Compared with the Doucai of Yongzheng and Chenghua of Ming Dynasty, improvements have been made in the decorative layout, color coordination and color-filling technology.
Both the colors and patterns are more refined than before, with thinner colors and very soft and elegant tones.
On this basis, enamel color and gold color were introduced, forming a new process of fighting color plus gold color, and fighting color plus enamel color.
In addition to the original red, yellow, green, purple, and ocher colors, Doucai porcelain also adds a variety of colors such as pink, rouge, lotus root, rose, lake green, etc., making it even more beautiful and delicate.
Yongzheng Doucai with flowers, birds and figures as the decorative theme, with blue and white outlines under the glaze and various colors on the glaze.
The works of this kind of craftsmanship are filled with accurate colors and there are no edges.
In pursuit of color changes, a flower is filled with purple, red, yellow, green, blue and other colors, and the production process is quite mature.

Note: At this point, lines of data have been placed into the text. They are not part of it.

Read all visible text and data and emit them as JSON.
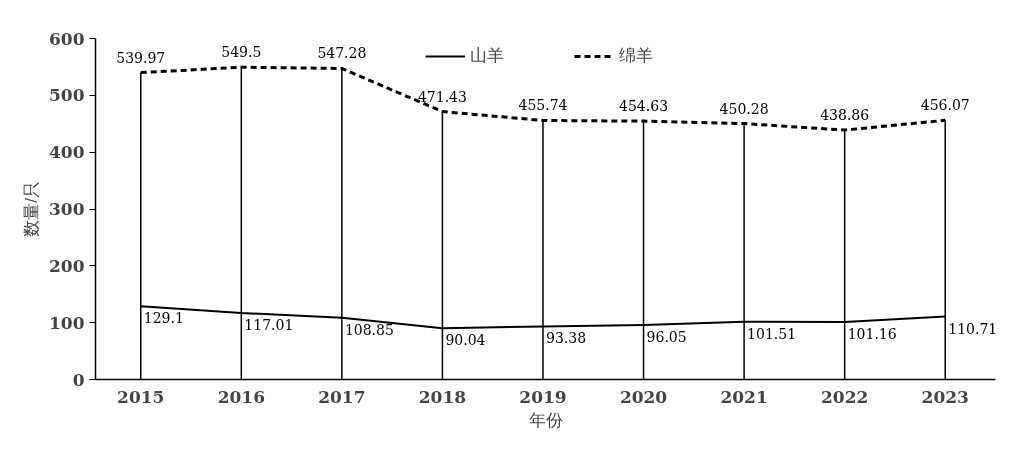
{
  "chart_data": {
    "type": "line",
    "xlabel": "年份",
    "ylabel": "数量/只",
    "categories": [
      "2015",
      "2016",
      "2017",
      "2018",
      "2019",
      "2020",
      "2021",
      "2022",
      "2023"
    ],
    "series": [
      {
        "name": "山羊",
        "color": "#000000",
        "line_style": "solid",
        "values": [
          129.1,
          117.01,
          108.85,
          90.04,
          93.38,
          96.05,
          101.51,
          101.16,
          110.71
        ]
      },
      {
        "name": "绵羊",
        "color": "#000000",
        "line_style": "dashed",
        "values": [
          539.97,
          549.5,
          547.28,
          471.43,
          455.74,
          454.63,
          450.28,
          438.86,
          456.07
        ]
      }
    ],
    "ref_lines": [
      {
        "axis": "x",
        "value": "2015",
        "color": "#000000"
      },
      {
        "axis": "x",
        "value": "2016",
        "color": "#000000"
      },
      {
        "axis": "x",
        "value": "2017",
        "color": "#000000"
      },
      {
        "axis": "x",
        "value": "2018",
        "color": "#000000"
      },
      {
        "axis": "x",
        "value": "2019",
        "color": "#000000"
      },
      {
        "axis": "x",
        "value": "2020",
        "color": "#000000"
      },
      {
        "axis": "x",
        "value": "2021",
        "color": "#000000"
      },
      {
        "axis": "x",
        "value": "2022",
        "color": "#000000"
      },
      {
        "axis": "x",
        "value": "2023",
        "color": "#000000"
      }
    ],
    "ylim": [
      0,
      600
    ],
    "yticks": [
      0,
      100,
      200,
      300,
      400,
      500,
      600
    ],
    "grid": false,
    "legend": "top",
    "marker": "none",
    "data_labels": true
  }
}
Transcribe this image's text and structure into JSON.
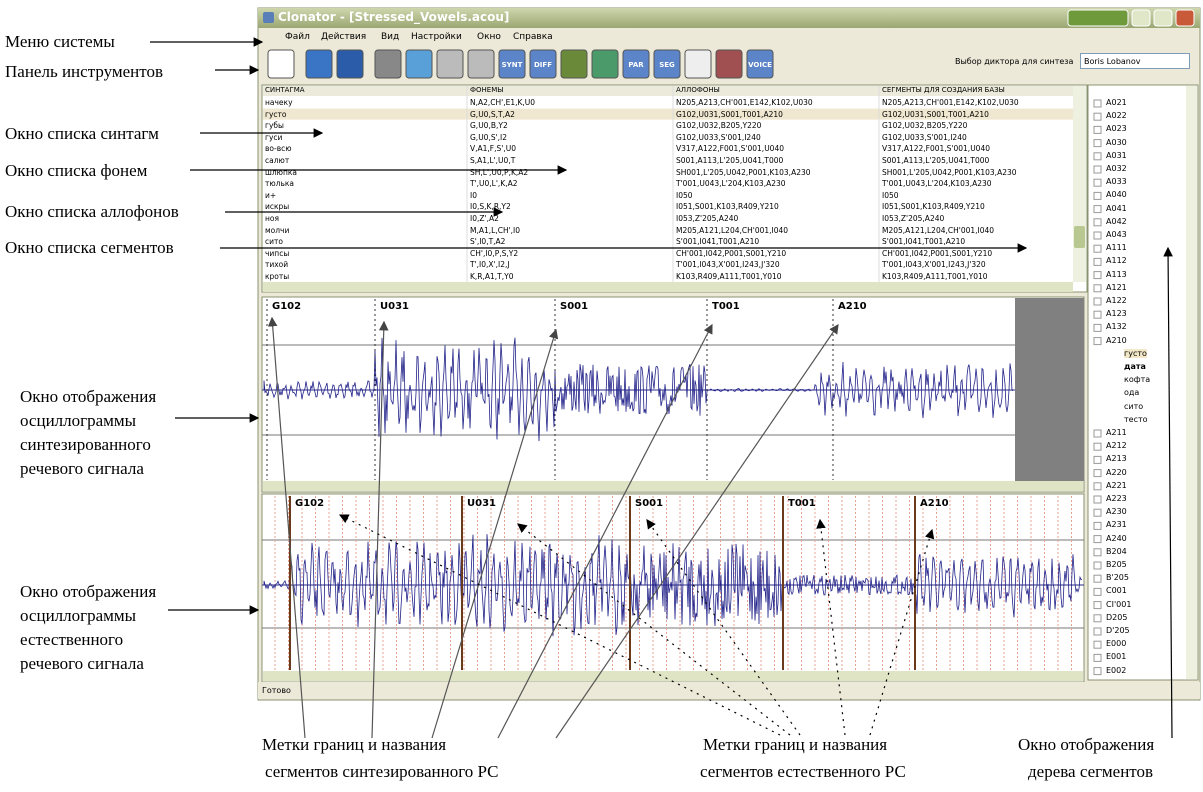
{
  "annotations": {
    "left": [
      [
        "Меню системы"
      ],
      [
        "Панель инструментов"
      ],
      [
        "Окно списка синтагм"
      ],
      [
        "Окно списка фонем"
      ],
      [
        "Окно списка аллофонов"
      ],
      [
        "Окно списка сегментов"
      ],
      [
        "Окно отображения",
        "осциллограммы",
        "синтезированного",
        "речевого сигнала"
      ],
      [
        "Окно отображения",
        "осциллограммы",
        "естественного",
        "речевого сигнала"
      ]
    ],
    "bottom": [
      [
        "Метки границ и названия",
        "сегментов синтезированного РС"
      ],
      [
        "Метки границ и названия",
        "сегментов естественного РС"
      ],
      [
        "Окно отображения",
        "дерева сегментов"
      ]
    ]
  },
  "window": {
    "title": "Clonator - [Stressed_Vowels.acou]",
    "menu": [
      "Файл",
      "Действия",
      "Вид",
      "Настройки",
      "Окно",
      "Справка"
    ],
    "toolbar": {
      "buttons": [
        "SYNT",
        "DIFF",
        "PAR",
        "SEG",
        "VOICE"
      ],
      "speaker_label": "Выбор диктора для синтеза",
      "speaker": "Boris Lobanov"
    }
  },
  "table": {
    "headers": [
      "СИНТАГМА",
      "ФОНЕМЫ",
      "АЛЛОФОНЫ",
      "СЕГМЕНТЫ ДЛЯ СОЗДАНИЯ БАЗЫ"
    ],
    "rows": [
      [
        "начеку",
        "N,A2,CH',E1,K,U0",
        "N205,A213,CH'001,E142,K102,U030",
        "N205,A213,CH'001,E142,K102,U030"
      ],
      [
        "густо",
        "G,U0,S,T,A2",
        "G102,U031,S001,T001,A210",
        "G102,U031,S001,T001,A210"
      ],
      [
        "губы",
        "G,U0,B,Y2",
        "G102,U032,B205,Y220",
        "G102,U032,B205,Y220"
      ],
      [
        "гуси",
        "G,U0,S',I2",
        "G102,U033,S'001,I240",
        "G102,U033,S'001,I240"
      ],
      [
        "во-всю",
        "V,A1,F,S',U0",
        "V317,A122,F001,S'001,U040",
        "V317,A122,F001,S'001,U040"
      ],
      [
        "салют",
        "S,A1,L',U0,T",
        "S001,A113,L'205,U041,T000",
        "S001,A113,L'205,U041,T000"
      ],
      [
        "шлюпка",
        "SH,L',U0,P,K,A2",
        "SH001,L'205,U042,P001,K103,A230",
        "SH001,L'205,U042,P001,K103,A230"
      ],
      [
        "тюлька",
        "T',U0,L',K,A2",
        "T'001,U043,L'204,K103,A230",
        "T'001,U043,L'204,K103,A230"
      ],
      [
        "и+",
        "I0",
        "I050",
        "I050"
      ],
      [
        "искры",
        "I0,S,K,R,Y2",
        "I051,S001,K103,R409,Y210",
        "I051,S001,K103,R409,Y210"
      ],
      [
        "ноя",
        "I0,Z',A2",
        "I053,Z'205,A240",
        "I053,Z'205,A240"
      ],
      [
        "молчи",
        "M,A1,L,CH',I0",
        "M205,A121,L204,CH'001,I040",
        "M205,A121,L204,CH'001,I040"
      ],
      [
        "сито",
        "S',I0,T,A2",
        "S'001,I041,T001,A210",
        "S'001,I041,T001,A210"
      ],
      [
        "чипсы",
        "CH',I0,P,S,Y2",
        "CH'001,I042,P001,S001,Y210",
        "CH'001,I042,P001,S001,Y210"
      ],
      [
        "тихой",
        "T',I0,X',I2,J",
        "T'001,I043,X'001,I243,J'320",
        "T'001,I043,X'001,I243,J'320"
      ],
      [
        "кроты",
        "K,R,A1,T,Y0",
        "K103,R409,A111,T001,Y010",
        "K103,R409,A111,T001,Y010"
      ]
    ]
  },
  "synth_wave": {
    "labels": [
      "G102",
      "U031",
      "S001",
      "T001",
      "A210"
    ]
  },
  "natural_wave": {
    "labels": [
      "G102",
      "U031",
      "S001",
      "T001",
      "A210"
    ]
  },
  "tree": {
    "items": [
      "A021",
      "A022",
      "A023",
      "A030",
      "A031",
      "A032",
      "A033",
      "A040",
      "A041",
      "A042",
      "A043",
      "A111",
      "A112",
      "A113",
      "A121",
      "A122",
      "A123",
      "A132",
      "A210",
      "A211",
      "A212",
      "A213",
      "A220",
      "A221",
      "A223",
      "A230",
      "A231",
      "A240",
      "B204",
      "B205",
      "B'205",
      "C001",
      "CI'001",
      "D205",
      "D'205",
      "E000",
      "E001",
      "E002"
    ],
    "expanded": "A210",
    "children": [
      "густо",
      "дата",
      "кофта",
      "ода",
      "сито",
      "тесто"
    ]
  },
  "status": "Готово"
}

For example, Yongzheng Doucai celestial vase with cloud and dragon pattern, Yongzheng Doucai consecrated jar with folded lotus pattern lid, Yongzheng Doucai candlestick with flower pattern, Yongzheng Doucai amphorae with pastel cloud and dragon pattern, etc., are all exquisite products.
It is important to mention here that when making pastels, Chen Wenzhe also specially made an embroidery pier with ancient Yongzheng pastel paintings.
This type of utensil is quite special. Chen Wenzhe has never made it before, so he made it first.
Yongzheng pastels were very prosperous, and there were naturally many good works.
For example, the pastel pheasant and peony pattern plates from the Yongzheng period are also very famous.
The decoration of this piece is more in line with Chen Wenzhe's current plan, with peony patterns inside.
Pastel pheasant and peony pattern plate, the inner bottom of the plate is painted with pheasant and peony pattern, lined with travertine, magnolia and chrysanthemum patterns.
The decorative style of this plate is close to the pastel porcelain of the Kangxi period of the Qing Dynasty.
In particular, the decorative method of consecrating a brocade ground around the rim and filling the center of the plate with patterns is very common in pastel utensils during the Kangxi period.
It can be inferred from this that this artifact should be an early work of Yongzheng.
The use of pheasants, peonies, travertine, etc. in decoration means "good luck and wealth" and "longevity and wealth".
This decorative technique of borrowing meaning from objects was very popular on porcelain in the Qing Dynasty.
And why is it so popular? Isn’t it because the effect is more beautiful?
It has a good meaning and is even more beautiful, so naturally we should do more of it.